Yours, Mine & Ours

Posted on November 8, 2005 at 7:27 pm

C+
Lowest Recommended Age: 4th - 6th Grades
Profanity: Brief crude language
Alcohol/ Drugs: Teen drinking, housekeeper has a martini
Violence/ Scariness: A lot of slapstick violence, some peril, no one hurt
Diversity Issues: Multi-racial siblings
Date Released to Theaters: 2005

This one is straight off the sit-com conveyer belt, all pratfalls and spit-takes. What little gloss it gets from star power is buried under forced humor about a pet pig (The pig swallows a cell phone! The pig eats the wedding cake!), about predictable “Odd Couple”/red state vs. blue state style culture clashes (The hippie kid has to room with the straight-arrow! Multiplied by 9!), and about “feminine” behavior by young boys — genuinely weird and icky in addition to being downright inappropriate for the target age group.

Like the original Yours, Mine, and Ours, this is based on the true story of widower Frank Beardsley (Dennis Quaid), father of eight children, who married Helen North (Rene Russo), a widow with ten.

In this version, Frank is a Coast Guard admiral who keeps his family in ship shape to ensure smooth sailing. Everyone knows the rules, and when he calls formation, everyone shows up and salutes. Helen is a free spirit who believes in the talking stick and the group hug.
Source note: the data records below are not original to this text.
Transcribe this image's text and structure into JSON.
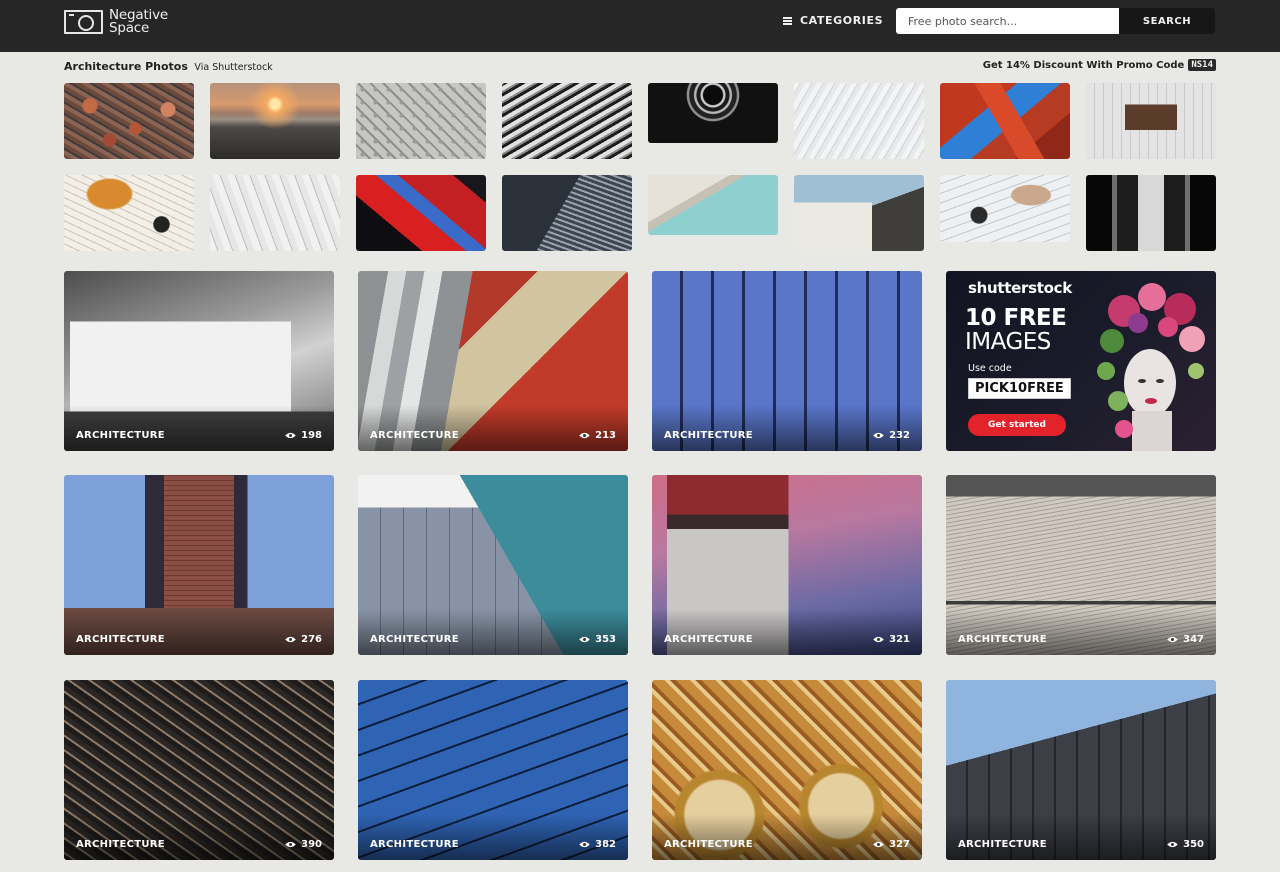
{
  "header": {
    "logo_line1": "Negative",
    "logo_line2": "Space",
    "categories_label": "CATEGORIES",
    "search_placeholder": "Free photo search...",
    "search_button": "SEARCH"
  },
  "subheader": {
    "title": "Architecture Photos",
    "via": "Via Shutterstock",
    "promo_text": "Get 14% Discount With Promo Code",
    "promo_code": "NS14"
  },
  "thumbnails": [
    "aerial-city-rooftops",
    "sunset-river-city",
    "geometric-tile-pattern",
    "striped-building-facade",
    "spiral-building-looking-up",
    "white-curved-lines",
    "red-blue-abstract-building",
    "architecture-model-in-hand",
    "hands-drawing-plans",
    "white-blueprints",
    "red-glass-building",
    "glass-skyscrapers-looking-up",
    "white-building-teal-sky",
    "white-block-blue-sky",
    "architects-drawing-table",
    "dark-corridor"
  ],
  "cards": [
    {
      "category": "ARCHITECTURE",
      "views": "198"
    },
    {
      "category": "ARCHITECTURE",
      "views": "213"
    },
    {
      "category": "ARCHITECTURE",
      "views": "232"
    },
    {
      "category": "ARCHITECTURE",
      "views": "276"
    },
    {
      "category": "ARCHITECTURE",
      "views": "353"
    },
    {
      "category": "ARCHITECTURE",
      "views": "321"
    },
    {
      "category": "ARCHITECTURE",
      "views": "347"
    },
    {
      "category": "ARCHITECTURE",
      "views": "390"
    },
    {
      "category": "ARCHITECTURE",
      "views": "382"
    },
    {
      "category": "ARCHITECTURE",
      "views": "327"
    },
    {
      "category": "ARCHITECTURE",
      "views": "350"
    }
  ],
  "ad": {
    "brand": "shutterstock",
    "headline1": "10 FREE",
    "headline2": "IMAGES",
    "use_code": "Use code",
    "code": "PICK10FREE",
    "cta": "Get started"
  },
  "icons": {
    "menu": "hamburger-icon",
    "views": "eye-icon",
    "logo": "camera-frame-icon"
  },
  "colors": {
    "header_bg": "#262626",
    "page_bg": "#e8e8e5",
    "ad_cta": "#e3232b"
  }
}
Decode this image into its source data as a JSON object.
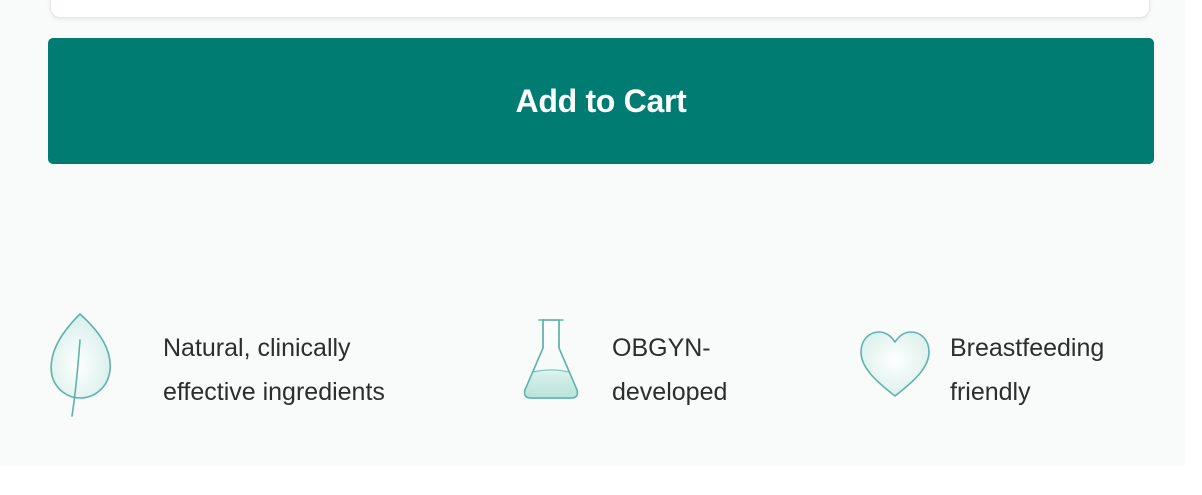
{
  "cart": {
    "button_label": "Add to Cart",
    "color": "#007c72"
  },
  "features": [
    {
      "icon": "leaf-icon",
      "line1": "Natural, clinically",
      "line2": "effective ingredients"
    },
    {
      "icon": "flask-icon",
      "line1": "OBGYN-",
      "line2": "developed"
    },
    {
      "icon": "heart-icon",
      "line1": "Breastfeeding",
      "line2": "friendly"
    }
  ],
  "colors": {
    "background": "#f9fafa",
    "icon_stroke": "#5fb3aa",
    "icon_fill": "#dff2ef",
    "text": "#2d2d2d"
  }
}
They were high school sweethearts who run into each other when he returns to duty in Connecticut and impulsively elope about a minute later so we can get to the good stuff — the all-out war between the North and Beardsley children. The next thing you know, there’s a school bus just for the family, a schedule for the bathrooms, and a chore chart the size of a tablecloth. And everyone gathers around to try to get all 20 names on the answering machine message, emphasis on “try.”

The kids battle each other and then we’re on to chapter two as the warring factions join forces against a common enemy; they decide to break up their parents. Didn’t we see this on “The Brady Bunch?”

Quaid and Russo manage to locate some chemistry, despite his being relegated to messy pratfalls and her almost-as-thankless task of basically being an inconsiderate ditherbrain. The kids are pretty much interchangeable, with the exception of hippie chick Danielle Panabaker, who has a very appealing screen presence. Oscar-winner Linda Hunt is criminally wasted as the housekeeper.

This is one of those series-of-skits-then-heartwarming finish formulas that makes your head hurt if you try to think about it too much. For example, for two people who keep talking about how much they love their families, Frank and Helen don’t do much actual parenting. While it’s true that the movie would never end if it tried to give us some actual interaction between parent and child, the absence of a single moment of homework help, emergency room visit, heart-to-heart talk, or expression of concern about a scraped knee or a hurt feeling gives it a phony, pre-fab tone. There isn’t one authentic or imaginative moment. Yours, mine, ours? Keep it.

Parents should know that the movie has some crude humor, including comic barfing. There are some weird and tasteless homophobic jokes. One boy is portrayed as (humorously) effeminate. The children attempt to rattle their Admiral father by having two other boys dress up like girls and pretend to have a tea party. The children also discuss upsetting him further by having the two teenage girls kiss each other. There is a thong joke and there are some mild references to a married couple wanting to have some privacy so they can go to bed together. Two teenagers have a lingering kiss (but no affection or commitment). There are kegs of beer at a teen party and it is supposed to be funny that the children’s housekeeper pours herself a martini. The movie has a good deal of comic slapstick violence of the head-bonking, slip and fall variety, school bullies, and some mild peril. No one is hurt. Some audience members may be disturbed by the fact that each of the children in this movie lost a parent. A strength of the movie is the portrayal of devoted multi-racial siblings.

Families who see this movie should talk about what the best (and worst) thing about having 17 siblings would be and which members of the North/Beardsley family they would most like to have as friends. They may also want to talk about how the Beardsleys and Norths were more alike than they seemed. Both were loving and devoted families. And both were reacting to the feeling of lack of control that tragedies can bring — one by hanging on too tightly to rules and one by being unwilling to hang on to anything too tightly at all. Where does your family fall on the continuum of rules vs. creative chaos?

Families who enjoy this movie will enjoy the original, starring Henry Fonda and Lucille Ball (in a performance her biographer called the best of her career). Families might also like to see documentaries about real families with 12 or more children, including the Oscar-winning Who are the DeBolts? and My Flesh and Blood (both with some very sad moments as well as some very inspiring ones) and read books about large families like Cheaper by the Dozen and The Family Nobody Wanted. They can find out more about the real North/Beardsley family (twenty children, including the two Frank and Helen had together) on this website.